Genetics is Here?
If Sciona is not careful, it is this disconnect of physician and medical information that could be its own downfall. The medical establishment, and physicians in particular, are significantly vested in being the gatekeepers of medical information (they didn't go to medical school for nothing!). So you can bet that anything that removes the physician from the mix is going to meet with some resistance. The case in point here is total body scans. A year or two ago everyone (hospitals and physicians) was worried that imaging centers would steal all our business by offering total body scans without a physician referral (this was for out-of-pocket payment of course). The fad eventually died a natural death because the medical establishment made a concerted argument that total body scans didn't statistically lead to better health outcomes. While this argument may work again against Sciona, it may also wear thin on a public that is increasingly interested in managing their own health.
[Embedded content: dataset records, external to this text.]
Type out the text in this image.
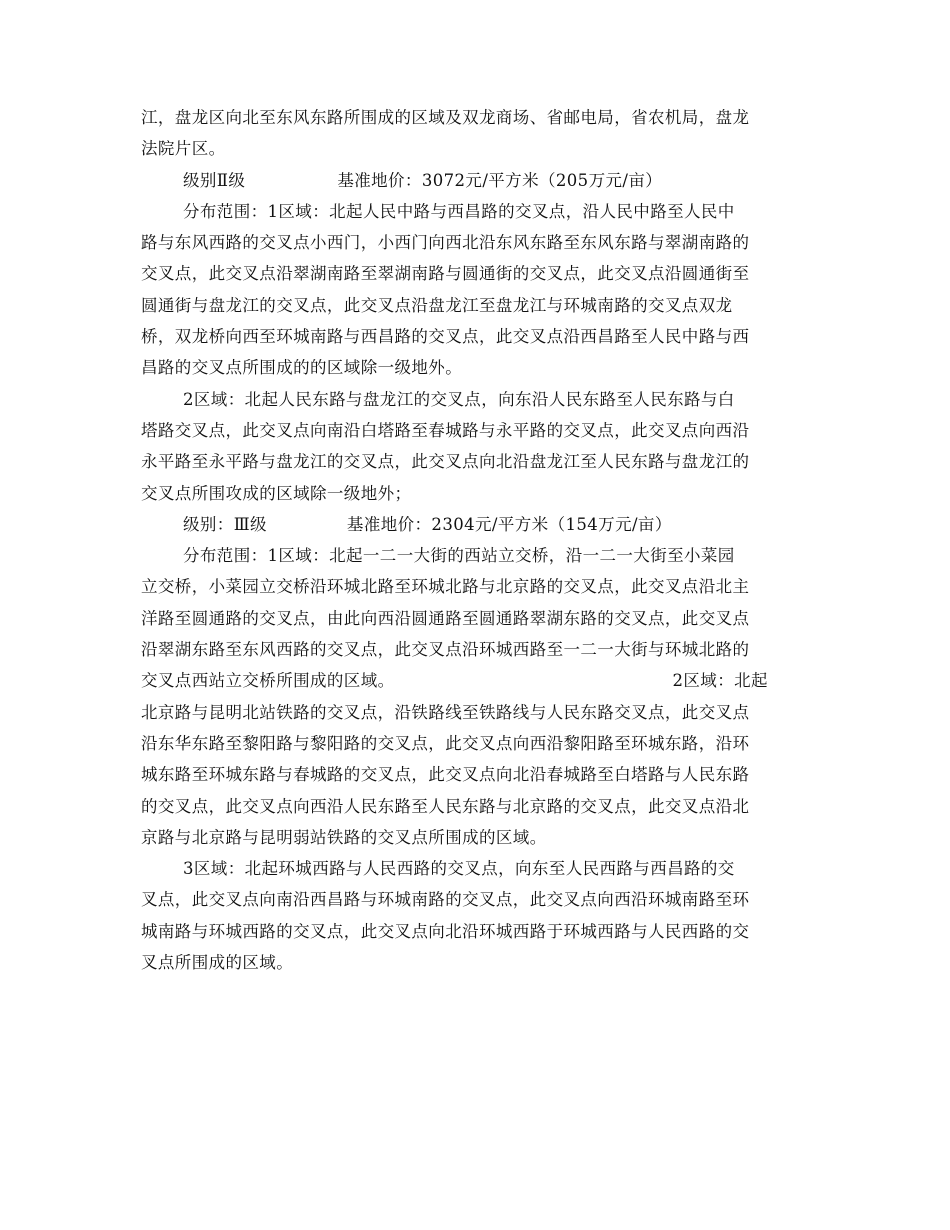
江，盘龙区向北至东风东路所围成的区域及双龙商场、省邮电局，省农机局，盘龙
法院片区。
级别Ⅱ级	基准地价：3072元/平方米（205万元/亩）
分布范围：1区域：北起人民中路与西昌路的交叉点，沿人民中路至人民中
路与东风西路的交叉点小西门，小西门向西北沿东风东路至东风东路与翠湖南路的
交叉点，此交叉点沿翠湖南路至翠湖南路与圆通街的交叉点，此交叉点沿圆通街至
圆通街与盘龙江的交叉点，此交叉点沿盘龙江至盘龙江与环城南路的交叉点双龙
桥，双龙桥向西至环城南路与西昌路的交叉点，此交叉点沿西昌路至人民中路与西
昌路的交叉点所围成的的区域除一级地外。
2区域：北起人民东路与盘龙江的交叉点，向东沿人民东路至人民东路与白
塔路交叉点，此交叉点向南沿白塔路至春城路与永平路的交叉点，此交叉点向西沿
永平路至永平路与盘龙江的交叉点，此交叉点向北沿盘龙江至人民东路与盘龙江的
交叉点所围攻成的区域除一级地外；
级别：Ⅲ级	基准地价：2304元/平方米（154万元/亩）
分布范围：1区域：北起一二一大街的西站立交桥，沿一二一大街至小菜园
立交桥，小菜园立交桥沿环城北路至环城北路与北京路的交叉点，此交叉点沿北主
洋路至圆通路的交叉点，由此向西沿圆通路至圆通路翠湖东路的交叉点，此交叉点
沿翠湖东路至东风西路的交叉点，此交叉点沿环城西路至一二一大街与环城北路的
交叉点西站立交桥所围成的区域。	2区域：北起
北京路与昆明北站铁路的交叉点，沿铁路线至铁路线与人民东路交叉点，此交叉点
沿东华东路至黎阳路与黎阳路的交叉点，此交叉点向西沿黎阳路至环城东路，沿环
城东路至环城东路与春城路的交叉点，此交叉点向北沿春城路至白塔路与人民东路
的交叉点，此交叉点向西沿人民东路至人民东路与北京路的交叉点，此交叉点沿北
京路与北京路与昆明弱站铁路的交叉点所围成的区域。
3区域：北起环城西路与人民西路的交叉点，向东至人民西路与西昌路的交
叉点，此交叉点向南沿西昌路与环城南路的交叉点，此交叉点向西沿环城南路至环
城南路与环城西路的交叉点，此交叉点向北沿环城西路于环城西路与人民西路的交
叉点所围成的区域。
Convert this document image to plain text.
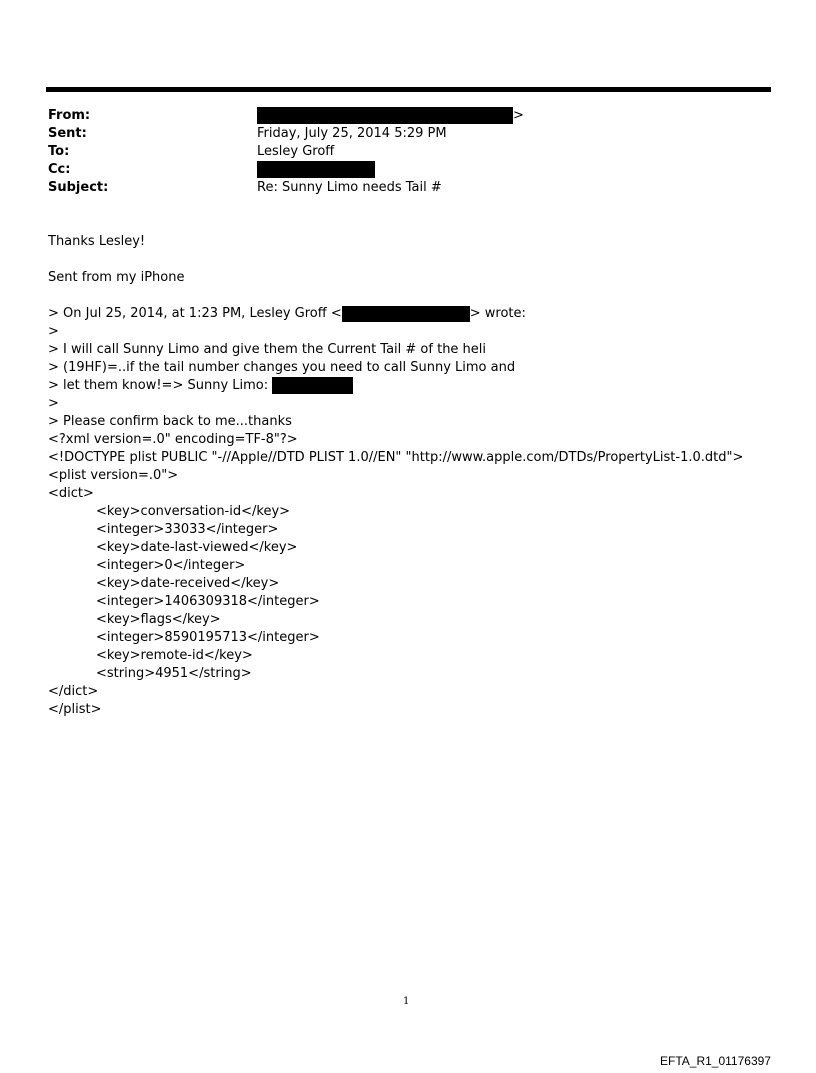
From:
Sent:
To:
Cc:
Subject:
>
Friday, July 25, 2014 5:29 PM
Lesley Groff
Re: Sunny Limo needs Tail #
Thanks Lesley!
Sent from my iPhone
> On Jul 25, 2014, at 1:23 PM, Lesley Groff <	> wrote:
>
> I will call Sunny Limo and give them the Current Tail # of the heli
> (19HF)=..if the tail number changes you need to call Sunny Limo and
> let them know!=> Sunny Limo:
>
> Please confirm back to me...thanks
<?xml version=.0" encoding=TF-8"?>
<!DOCTYPE plist PUBLIC "-//Apple//DTD PLIST 1.0//EN" "http://www.apple.com/DTDs/PropertyList-1.0.dtd">
<plist version=.0">
<dict>
<key>conversation-id</key>
<integer>33033</integer>
<key>date-last-viewed</key>
<integer>0</integer>
<key>date-received</key>
<integer>1406309318</integer>
<key>flags</key>
<integer>8590195713</integer>
<key>remote-id</key>
<string>4951</string>
</dict>
</plist>
1
EFTA_R1_01176397
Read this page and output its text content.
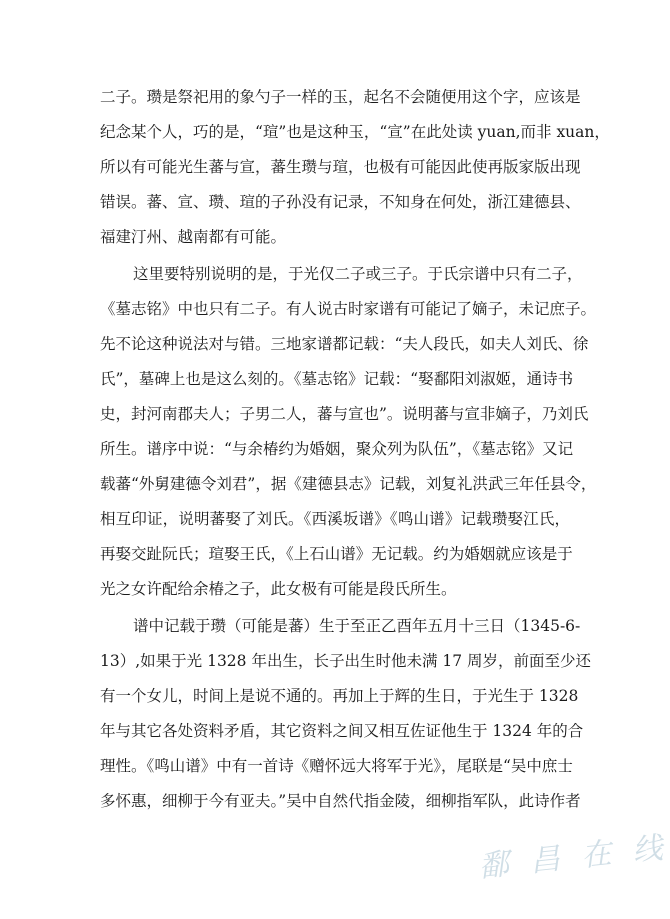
二子。瓒是祭祀用的象勺子一样的玉，起名不会随便用这个字，应该是
纪念某个人，巧的是，“瑄”也是这种玉，“宣”在此处读 yuan,而非 xuan，
所以有可能光生蕃与宣，蕃生瓒与瑄，也极有可能因此使再版家版出现
错误。蕃、宣、瓒、瑄的子孙没有记录，不知身在何处，浙江建德县、
福建汀州、越南都有可能。
这里要特别说明的是，于光仅二子或三子。于氏宗谱中只有二子，
《墓志铭》中也只有二子。有人说古时家谱有可能记了嫡子，未记庶子。
先不论这种说法对与错。三地家谱都记载：“夫人段氏，如夫人刘氏、徐
氏”，墓碑上也是这么刻的。《墓志铭》记载：“娶鄱阳刘淑姬，通诗书
史，封河南郡夫人；子男二人，蕃与宣也”。说明蕃与宣非嫡子，乃刘氏
所生。谱序中说：“与余椿约为婚姻，聚众列为队伍”，《墓志铭》又记
载蕃“外舅建德令刘君”，据《建德县志》记载，刘复礼洪武三年任县令，
相互印证，说明蕃娶了刘氏。《西溪坂谱》《鸣山谱》记载瓒娶江氏，
再娶交趾阮氏；瑄娶王氏，《上石山谱》无记载。约为婚姻就应该是于
光之女许配给余椿之子，此女极有可能是段氏所生。
谱中记载于瓒（可能是蕃）生于至正乙酉年五月十三日（1345-6-
13）,如果于光 1328 年出生，长子出生时他未满 17 周岁，前面至少还
有一个女儿，时间上是说不通的。再加上于辉的生日，于光生于 1328
年与其它各处资料矛盾，其它资料之间又相互佐证他生于 1324 年的合
理性。《鸣山谱》中有一首诗《赠怀远大将军于光》，尾联是“吴中庶士
多怀惠，细柳于今有亚夫。”吴中自然代指金陵，细柳指军队，此诗作者
鄱 昌 在 线
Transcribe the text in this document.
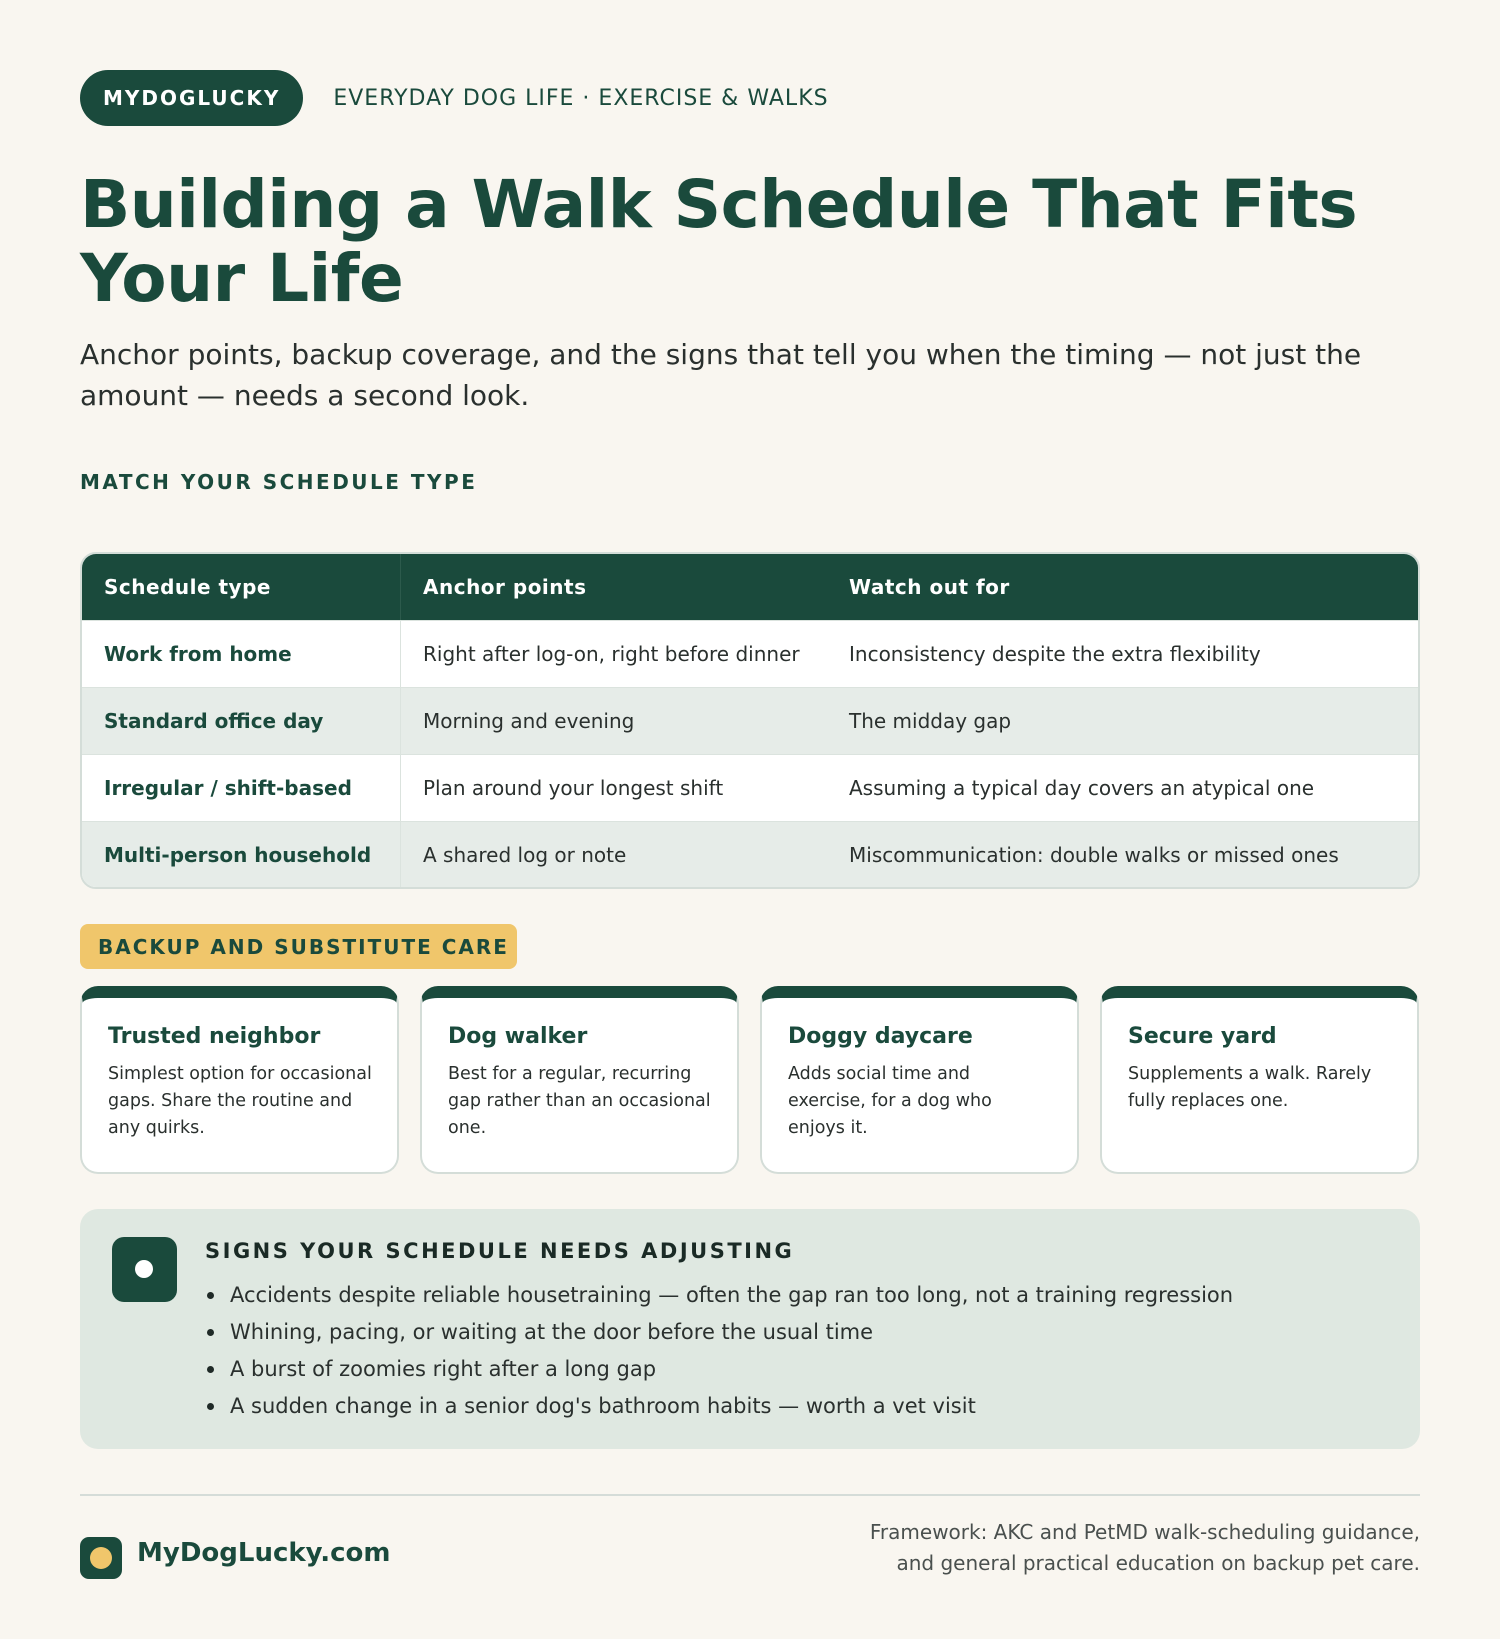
MYDOGLUCKY	EVERYDAY DOG LIFE · EXERCISE & WALKS
Building a Walk Schedule That Fits Your Life

Anchor points, backup coverage, and the signs that tell you when the timing — not just the amount — needs a second look.

MATCH YOUR SCHEDULE TYPE
Schedule type	Anchor points	Watch out for
Work from home	Right after log-on, right before dinner	Inconsistency despite the extra flexibility
Standard office day	Morning and evening	The midday gap
Irregular / shift-based	Plan around your longest shift	Assuming a typical day covers an atypical one
Multi-person household	A shared log or note	Miscommunication: double walks or missed ones
BACKUP AND SUBSTITUTE CARE
Trusted neighbor

Simplest option for occasional gaps. Share the routine and any quirks.

Dog walker

Best for a regular, recurring gap rather than an occasional one.

Doggy daycare

Adds social time and exercise, for a dog who enjoys it.

Secure yard

Supplements a walk. Rarely fully replaces one.

SIGNS YOUR SCHEDULE NEEDS ADJUSTING
Accidents despite reliable housetraining — often the gap ran too long, not a training regression
Whining, pacing, or waiting at the door before the usual time
A burst of zoomies right after a long gap
A sudden change in a senior dog's bathroom habits — worth a vet visit
MyDogLucky.com
Framework: AKC and PetMD walk-scheduling guidance,
and general practical education on backup pet care.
If Sciona is successful, this product could truly ease us into the age of genetics in medicine. Without much difficulty, one could imagine primary care physicians adding genetic screens to their H&Ps. Among other uses, hospitals could use the information to increase the efficacy of pharmaceuticals. Now there is no doubt that there are significant ethical issues surrounding the use of genetic information, particularly how it is communicated and kept private; nonetheless, we appear to be entering a very exciting era of medicine even sooner then most of us expected.